The lie is that the United States has led an isolated existence. Each generation sees its revival to comfort the faint-hearted, fortify the pacifist and the fifth-columnist, confuse the thoughtless, and supply ammunition to partisans, in spite of the demonstrable facts that (1) we have intervened morally, politically, and economically in Europe and Asia whenever it suited our purposes; and (2) we have not remained apart, either as colonies or as republic, from any general European war since 1689. They are all in the school histories: King William's, Queen Anne's, King George's, the French and Indian, the Napoleonic Wars, and the First World War.​1 The first five being American segments of the intermittent struggle between England and France from Louis XIV to Napoleon.

We have, moreover, maintained two provocative international policies. The Monroe Doctrine, underwriting the territorial integrity of a fabulously rich, underpopulated,  p. xvi inadequately defended continent extending for many thousand miles, is by no means self-enforcing. For four decades the Open Door policy has been a forcible assertion in the relations of China with other Powers. It was bearing us toward war in 1921. Had England joined hands with us, we might easily have become embroiled with Japan ten years later. Under isolationist impulses we compelled abrogation of the Anglo-Japanese Alliance in 1921, dictated terms of sea power around the globe, and interfered with power relation­ships in Europe as well as Asia. A great Sea Power, we have shouldered defense commitments sweeping from Iceland to Cape Horn and westward across the Pacific to Asia and for two decades we have shared command of the seas with Britain.

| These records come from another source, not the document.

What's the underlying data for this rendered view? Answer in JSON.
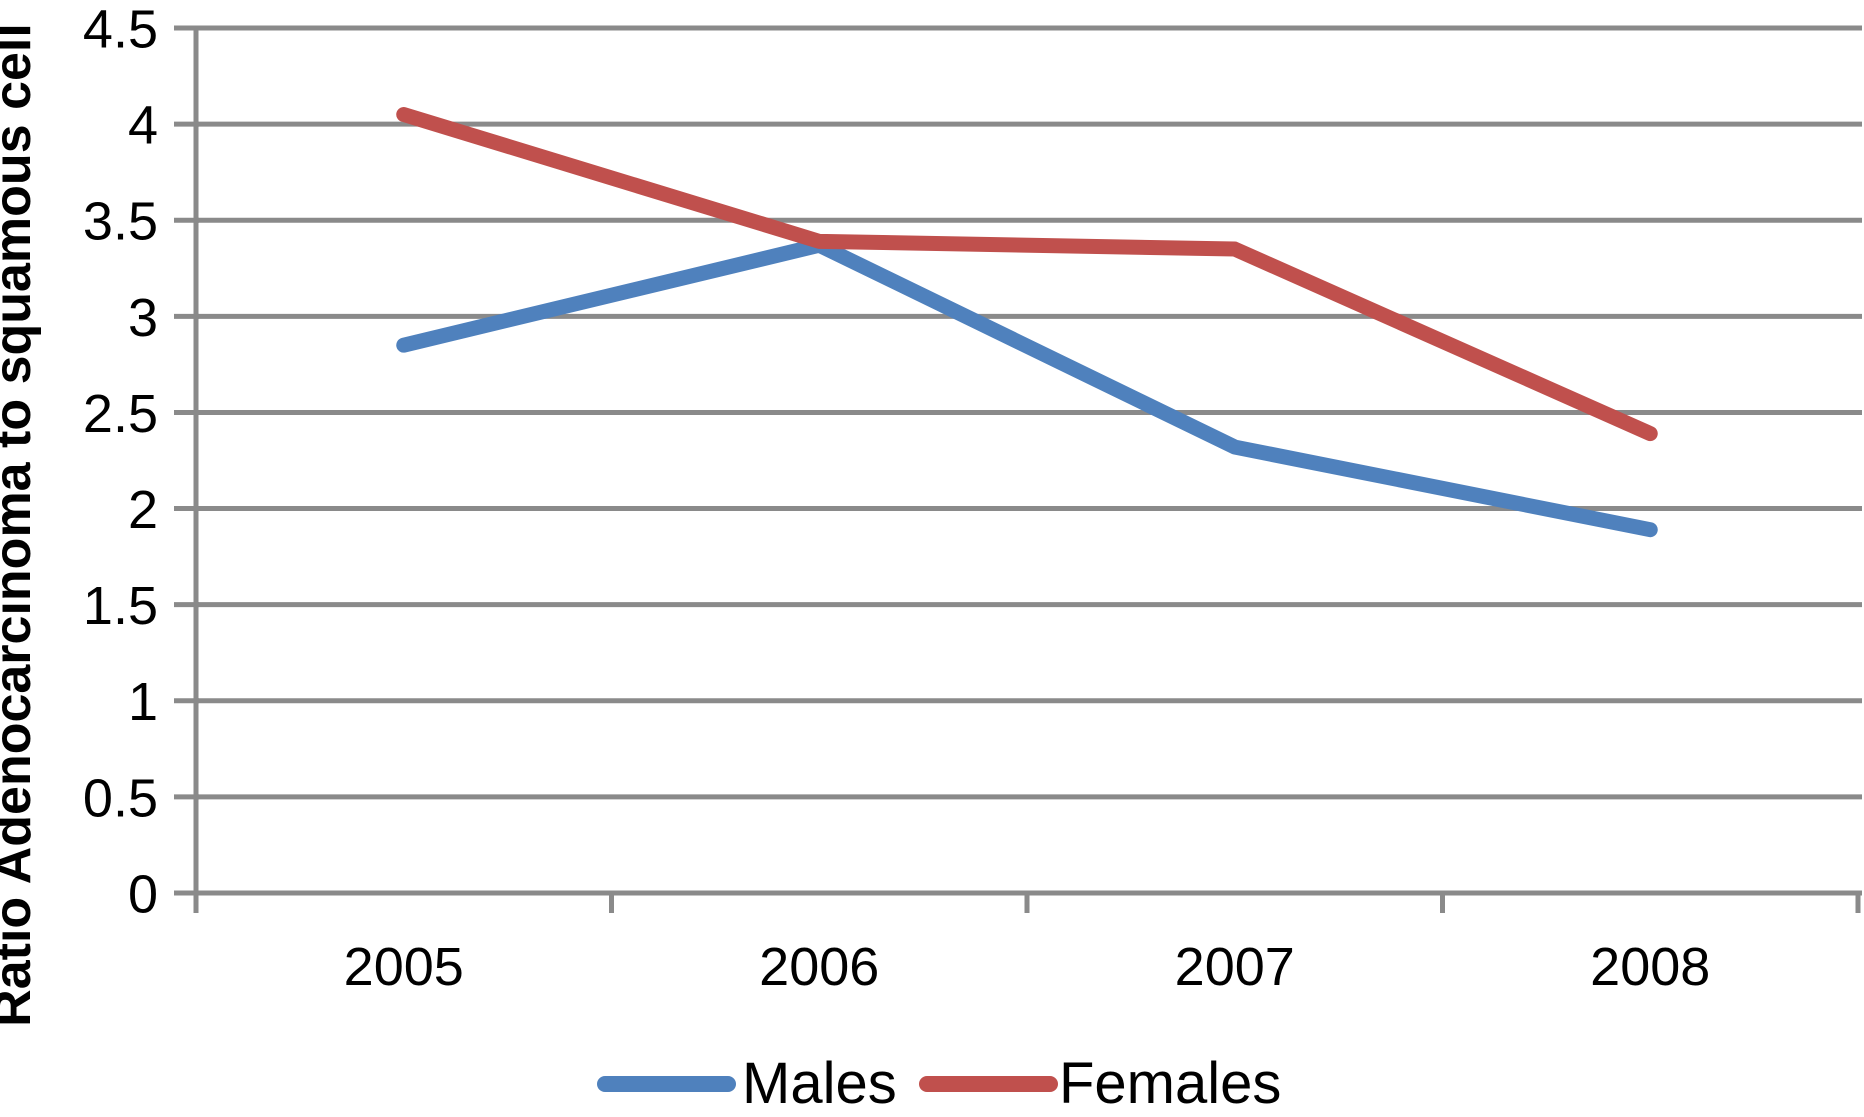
{
  "chart_data": {
    "type": "line",
    "title": "",
    "xlabel": "",
    "ylabel": "Ratio Adenocarcinoma to squamous cell",
    "categories": [
      "2005",
      "2006",
      "2007",
      "2008"
    ],
    "series": [
      {
        "name": "Males",
        "color": "#4F81BD",
        "values": [
          2.85,
          3.37,
          2.32,
          1.89
        ]
      },
      {
        "name": "Females",
        "color": "#C0504D",
        "values": [
          4.05,
          3.39,
          3.35,
          2.39
        ]
      }
    ],
    "ylim": [
      0,
      4.5
    ],
    "ytick_step": 0.5,
    "ytick_labels": [
      "0",
      "0.5",
      "1",
      "1.5",
      "2",
      "2.5",
      "3",
      "3.5",
      "4",
      "4.5"
    ],
    "grid": true,
    "legend_position": "bottom",
    "grid_color": "#8A8A8A",
    "axis_color": "#8A8A8A",
    "text_color": "#000000"
  }
}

The result of this contradiction between profession and deed is an often unrealistic and usually infirm foreign policy. It explains why in both phases of world war we have seemed to "drift" toward war. Twice within this generation, after vowing neutrality we have gravitated into the support of a beleaguered Britain from motives strictly American and in defense of the Atlantic System. In neither case did our Government have any option if it wished to preserve the true security afforded by our oceans. The wonder, given the history of the Atlantic System, is not that we went to the side of Britain; it is that we did not go earlier.

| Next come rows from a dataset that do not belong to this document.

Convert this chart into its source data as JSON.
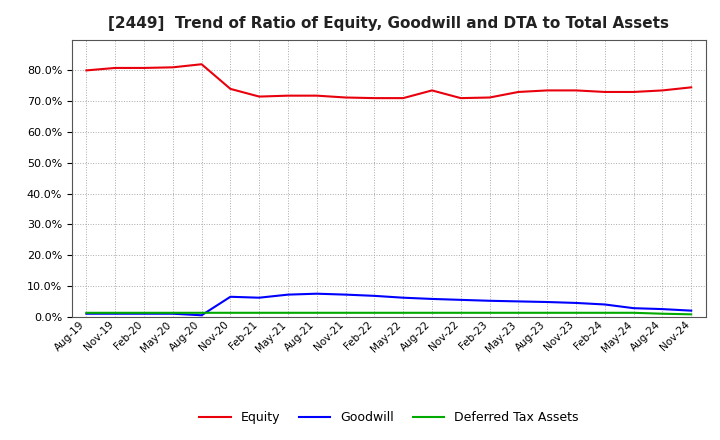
{
  "title": "[2449]  Trend of Ratio of Equity, Goodwill and DTA to Total Assets",
  "x_labels": [
    "Aug-19",
    "Nov-19",
    "Feb-20",
    "May-20",
    "Aug-20",
    "Nov-20",
    "Feb-21",
    "May-21",
    "Aug-21",
    "Nov-21",
    "Feb-22",
    "May-22",
    "Aug-22",
    "Nov-22",
    "Feb-23",
    "May-23",
    "Aug-23",
    "Nov-23",
    "Feb-24",
    "May-24",
    "Aug-24",
    "Nov-24"
  ],
  "equity": [
    0.8,
    0.808,
    0.808,
    0.81,
    0.82,
    0.74,
    0.715,
    0.718,
    0.718,
    0.712,
    0.71,
    0.71,
    0.735,
    0.71,
    0.712,
    0.73,
    0.735,
    0.735,
    0.73,
    0.73,
    0.735,
    0.745
  ],
  "goodwill": [
    0.01,
    0.01,
    0.01,
    0.01,
    0.005,
    0.065,
    0.062,
    0.072,
    0.075,
    0.072,
    0.068,
    0.062,
    0.058,
    0.055,
    0.052,
    0.05,
    0.048,
    0.045,
    0.04,
    0.028,
    0.025,
    0.02
  ],
  "dta": [
    0.013,
    0.013,
    0.013,
    0.013,
    0.013,
    0.013,
    0.013,
    0.013,
    0.013,
    0.013,
    0.013,
    0.013,
    0.013,
    0.013,
    0.013,
    0.013,
    0.013,
    0.013,
    0.013,
    0.013,
    0.01,
    0.008
  ],
  "equity_color": "#e8000d",
  "goodwill_color": "#0000ff",
  "dta_color": "#00aa00",
  "ylim": [
    0.0,
    0.9
  ],
  "yticks": [
    0.0,
    0.1,
    0.2,
    0.3,
    0.4,
    0.5,
    0.6,
    0.7,
    0.8
  ],
  "background_color": "#ffffff",
  "plot_bg_color": "#ffffff",
  "grid_color": "#aaaaaa",
  "line_width": 1.5,
  "title_fontsize": 11,
  "legend_labels": [
    "Equity",
    "Goodwill",
    "Deferred Tax Assets"
  ]
}
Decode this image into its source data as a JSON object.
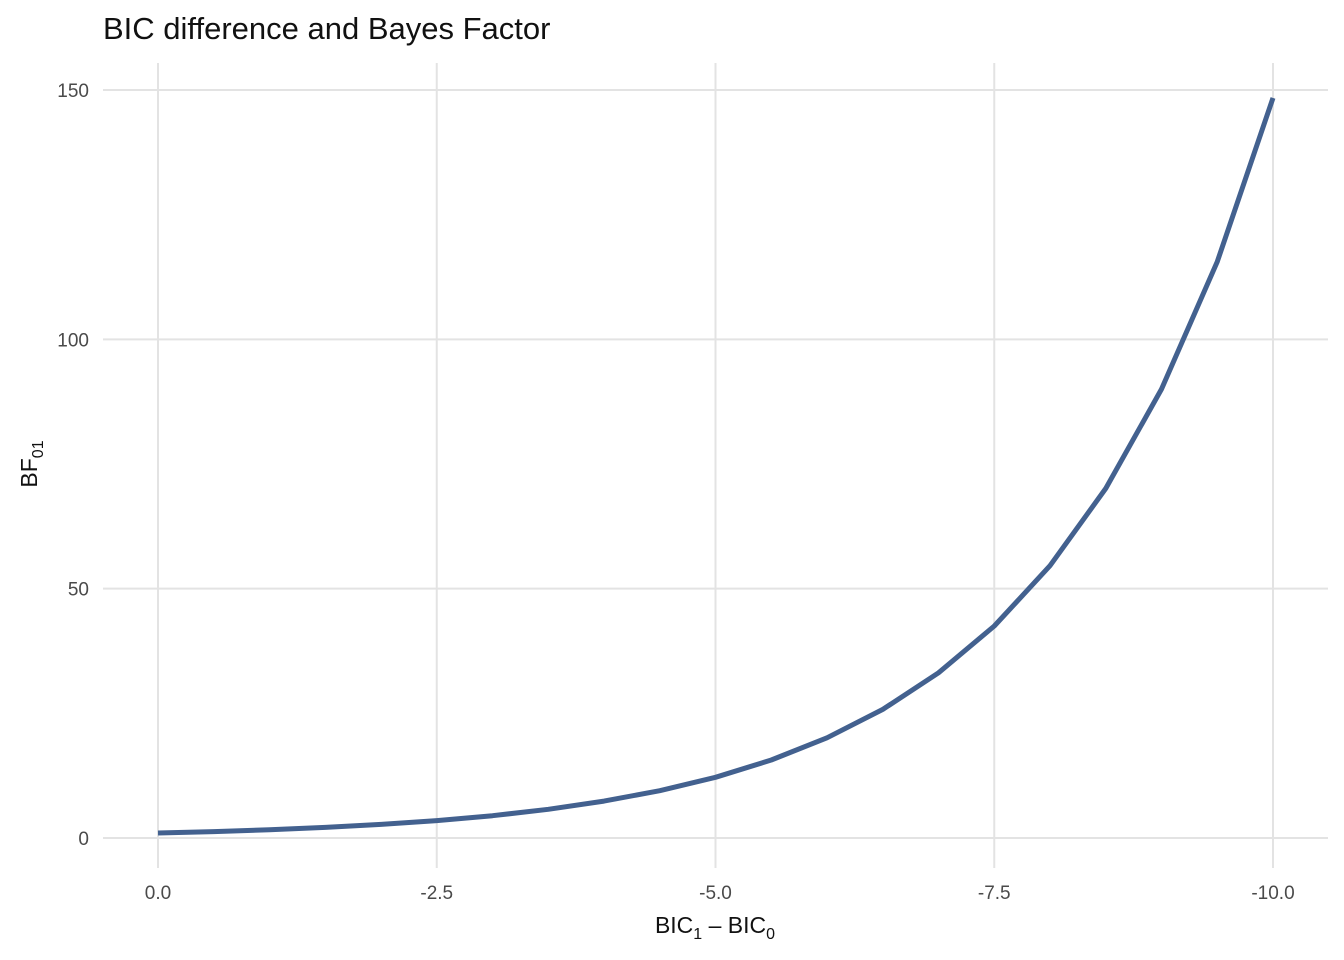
{
  "chart_data": {
    "type": "line",
    "title": "BIC difference and Bayes Factor",
    "xlabel": {
      "base": "BIC",
      "sub1": "1",
      "sep": " – BIC",
      "sub2": "0"
    },
    "ylabel": {
      "base": "BF",
      "sub": "01"
    },
    "xlim": [
      0,
      -10
    ],
    "ylim": [
      0,
      150
    ],
    "x_ticks": [
      0.0,
      -2.5,
      -5.0,
      -7.5,
      -10.0
    ],
    "x_tick_labels": [
      "0.0",
      "-2.5",
      "-5.0",
      "-7.5",
      "-10.0"
    ],
    "y_ticks": [
      0,
      50,
      100,
      150
    ],
    "y_tick_labels": [
      "0",
      "50",
      "100",
      "150"
    ],
    "grid": true,
    "line_color": "#43618f",
    "series": [
      {
        "x": [
          0,
          -0.5,
          -1,
          -1.5,
          -2,
          -2.5,
          -3,
          -3.5,
          -4,
          -4.5,
          -5,
          -5.5,
          -6,
          -6.5,
          -7,
          -7.5,
          -8,
          -8.5,
          -9,
          -9.5,
          -10
        ],
        "y": [
          1.0,
          1.28,
          1.65,
          2.12,
          2.72,
          3.49,
          4.48,
          5.75,
          7.39,
          9.49,
          12.18,
          15.64,
          20.09,
          25.79,
          33.12,
          42.52,
          54.6,
          70.11,
          90.02,
          115.58,
          148.41
        ]
      }
    ]
  }
}
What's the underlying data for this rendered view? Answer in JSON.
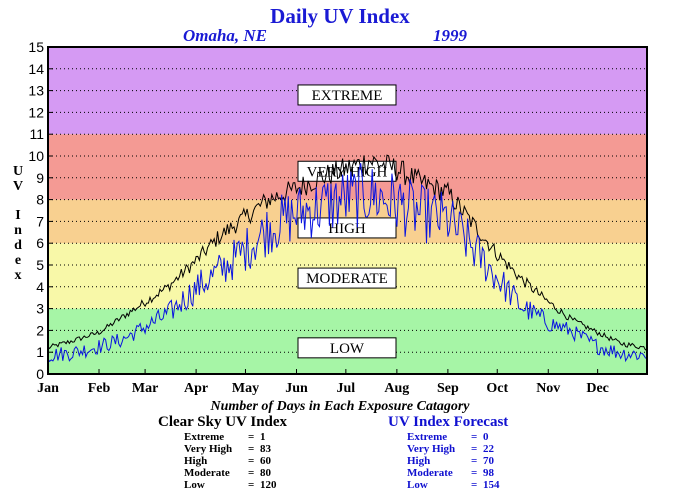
{
  "chart_data": {
    "type": "line",
    "title": "Daily UV Index",
    "location": "Omaha, NE",
    "year": "1999",
    "ylabel": "UV Index",
    "ylim": [
      0,
      15
    ],
    "yticks": [
      "0",
      "1",
      "2",
      "3",
      "4",
      "5",
      "6",
      "7",
      "8",
      "9",
      "10",
      "11",
      "12",
      "13",
      "14",
      "15"
    ],
    "months": [
      "Jan",
      "Feb",
      "Mar",
      "Apr",
      "May",
      "Jun",
      "Jul",
      "Aug",
      "Sep",
      "Oct",
      "Nov",
      "Dec"
    ],
    "bands": [
      {
        "label": "LOW",
        "from": 0,
        "to": 3,
        "color": "#a6f5a6"
      },
      {
        "label": "MODERATE",
        "from": 3,
        "to": 6,
        "color": "#f8f8a8"
      },
      {
        "label": "HIGH",
        "from": 6,
        "to": 8,
        "color": "#f8d090"
      },
      {
        "label": "VERY HIGH",
        "from": 8,
        "to": 11,
        "color": "#f49a94"
      },
      {
        "label": "EXTREME",
        "from": 11,
        "to": 15,
        "color": "#d59af3"
      }
    ],
    "grid": true,
    "series": [
      {
        "name": "Clear Sky UV Index",
        "color": "#000000",
        "monthly": [
          [
            1,
            1.2
          ],
          [
            15,
            1.5
          ],
          [
            32,
            1.9
          ],
          [
            46,
            2.6
          ],
          [
            60,
            3.3
          ],
          [
            74,
            4.0
          ],
          [
            91,
            5.2
          ],
          [
            105,
            6.3
          ],
          [
            121,
            7.2
          ],
          [
            135,
            8.0
          ],
          [
            152,
            8.5
          ],
          [
            166,
            9.0
          ],
          [
            182,
            9.4
          ],
          [
            196,
            9.8
          ],
          [
            213,
            9.4
          ],
          [
            227,
            8.8
          ],
          [
            244,
            8.3
          ],
          [
            258,
            7.0
          ],
          [
            274,
            5.5
          ],
          [
            288,
            4.4
          ],
          [
            305,
            3.3
          ],
          [
            319,
            2.5
          ],
          [
            335,
            1.9
          ],
          [
            349,
            1.4
          ],
          [
            365,
            1.2
          ]
        ]
      },
      {
        "name": "UV Index Forecast",
        "color": "#0a14e0",
        "monthly": [
          [
            1,
            0.9
          ],
          [
            15,
            1.0
          ],
          [
            32,
            1.3
          ],
          [
            46,
            1.6
          ],
          [
            60,
            2.2
          ],
          [
            74,
            2.8
          ],
          [
            91,
            4.0
          ],
          [
            105,
            4.8
          ],
          [
            121,
            5.8
          ],
          [
            135,
            6.8
          ],
          [
            152,
            7.5
          ],
          [
            166,
            7.8
          ],
          [
            182,
            8.2
          ],
          [
            196,
            8.4
          ],
          [
            213,
            8.0
          ],
          [
            227,
            7.5
          ],
          [
            244,
            7.2
          ],
          [
            258,
            6.0
          ],
          [
            274,
            4.5
          ],
          [
            288,
            3.2
          ],
          [
            305,
            2.4
          ],
          [
            319,
            2.0
          ],
          [
            335,
            1.3
          ],
          [
            349,
            1.0
          ],
          [
            365,
            0.9
          ]
        ]
      }
    ]
  },
  "stats": {
    "caption": "Number of Days in Each Exposure Catagory",
    "clear_sky": {
      "title": "Clear Sky UV Index",
      "rows": [
        {
          "name": "Extreme",
          "value": "1"
        },
        {
          "name": "Very High",
          "value": "83"
        },
        {
          "name": "High",
          "value": "60"
        },
        {
          "name": "Moderate",
          "value": "80"
        },
        {
          "name": "Low",
          "value": "120"
        }
      ]
    },
    "forecast": {
      "title": "UV Index Forecast",
      "rows": [
        {
          "name": "Extreme",
          "value": "0"
        },
        {
          "name": "Very High",
          "value": "22"
        },
        {
          "name": "High",
          "value": "70"
        },
        {
          "name": "Moderate",
          "value": "98"
        },
        {
          "name": "Low",
          "value": "154"
        }
      ]
    }
  }
}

The history of the Atlantic System is the story of Anglo-American relations during the last half-century: the quarrels and misunderstandings; the forces operating both to attract and to repel; the "broad entente" (as André Siegfried describes the bond) existing between these strongheaded, individualized peoples. A secondary theme is the rise of the United States from an inferior place in the council of nations into a junior partner­ship, then a full partner­ship, with England in the Atlantic System, with intimations of larger leader­ship to come.

Forrest Davis

Cornwall, New York,
September, 1941.


The Author's Note:

1 The First World War was really, of course, only the first phase of a world war of which we are now seeing the second phase.